The Daily Kos found a nice example of what happens when you automatically criticize every word out of your opponent's mouth: You sometimes get tripped up in your own contradictions. Newt Gingrich the other night gave a speech to the Republican faithful lambasting President Obama for using the dangerous concept of "citizen of the world." Only problem is, President Reagan embraced exactly the same concept in a speech to the UN. Oops.
I wonder if Gingrich ever told Reagan that the citizen of the world concept is "intellectual nonsense" and "stunningly dangerous." Somehow I doubt it.

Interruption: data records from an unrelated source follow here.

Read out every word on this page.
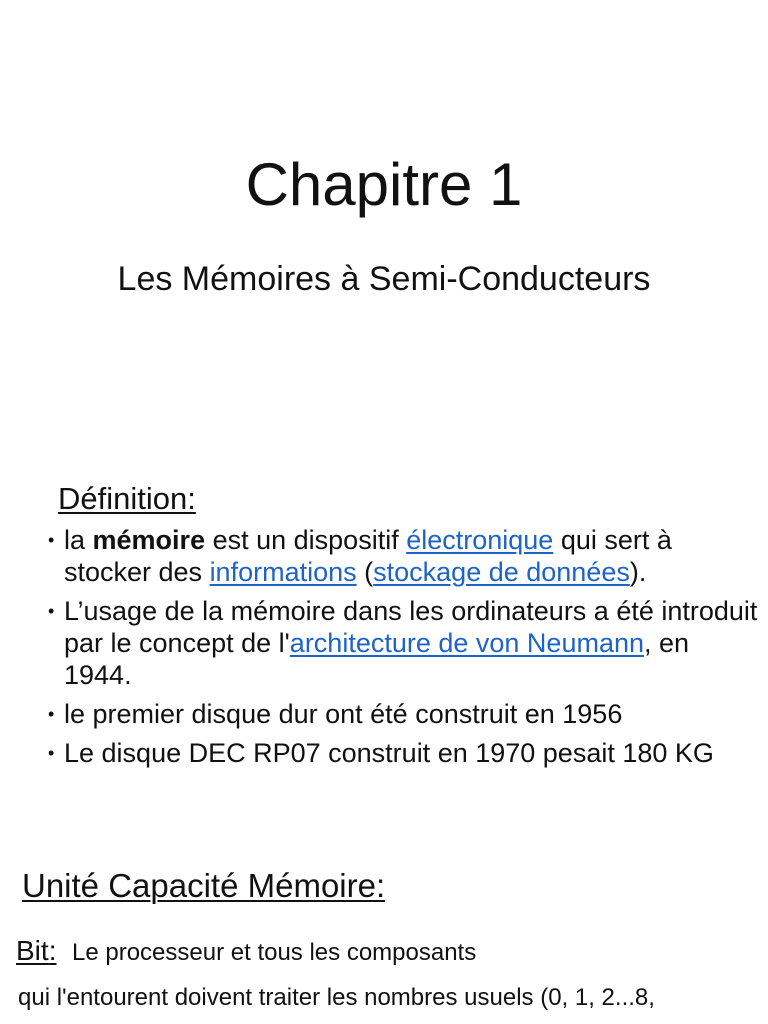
Chapitre 1
Les Mémoires à Semi-Conducteurs
Définition:
• la mémoire est un dispositif électronique qui sert à stocker des informations (stockage de données).
• L’usage de la mémoire dans les ordinateurs a été introduit par le concept de l'architecture de von Neumann, en 1944.
• le premier disque dur ont été construit en 1956
• Le disque DEC RP07 construit en 1970 pesait 180 KG
Unité Capacité Mémoire:
Bit: Le processeur et tous les composants
qui l'entourent doivent traiter les nombres usuels (0, 1, 2...8,
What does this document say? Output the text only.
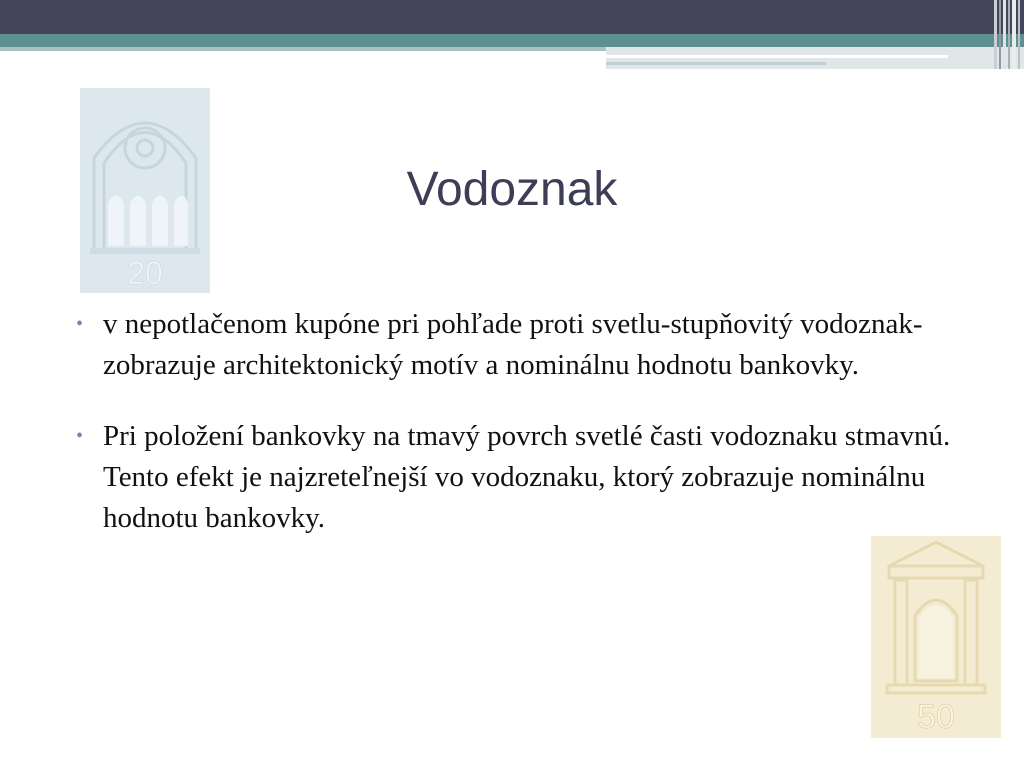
20
Vodoznak
• v nepotlačenom kupóne pri pohľade proti svetlu-stupňovitý vodoznak-zobrazuje architektonický motív a nominálnu hodnotu bankovky.
• Pri položení bankovky na tmavý povrch svetlé časti vodoznaku stmavnú. Tento efekt je najzreteľnejší vo vodoznaku, ktorý zobrazuje nominálnu hodnotu bankovky.
50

But even apart from the stupidity of attacking Obama for saying exactly what Reagan said, isn't Newt Gingrich's message just pushing the Republican party even further out onto an ideological limb that might continue to marginalize their appeal? The concepts that Gingrich was attacking--that all human beings inhabit the same planet, that our actions affect the well-being of one another, that we Americans come from every corner of the globe, and that we ought to have a sense of humanity that operates beyond borders--are not exactly far left, socialist ideas. They are almost platitudes. To attack brotherhood and global cooperation strikes me as more "stunningly dangerous" than using the innocuous phrase "citizen of the world." And to say you're not a citizen of the world suggests that you must be a citizen of someplace else. Does Newt Gingrich really want the Republican Party to embrace hate-mongering and fear-mongering as their political platform? Does he want to place himself outside of the mainstream of the rest of the six billion human inhabitants of the globe, nearly all of whom are quite comfortable admitting that we were born here? Ronald Reagan would not approve.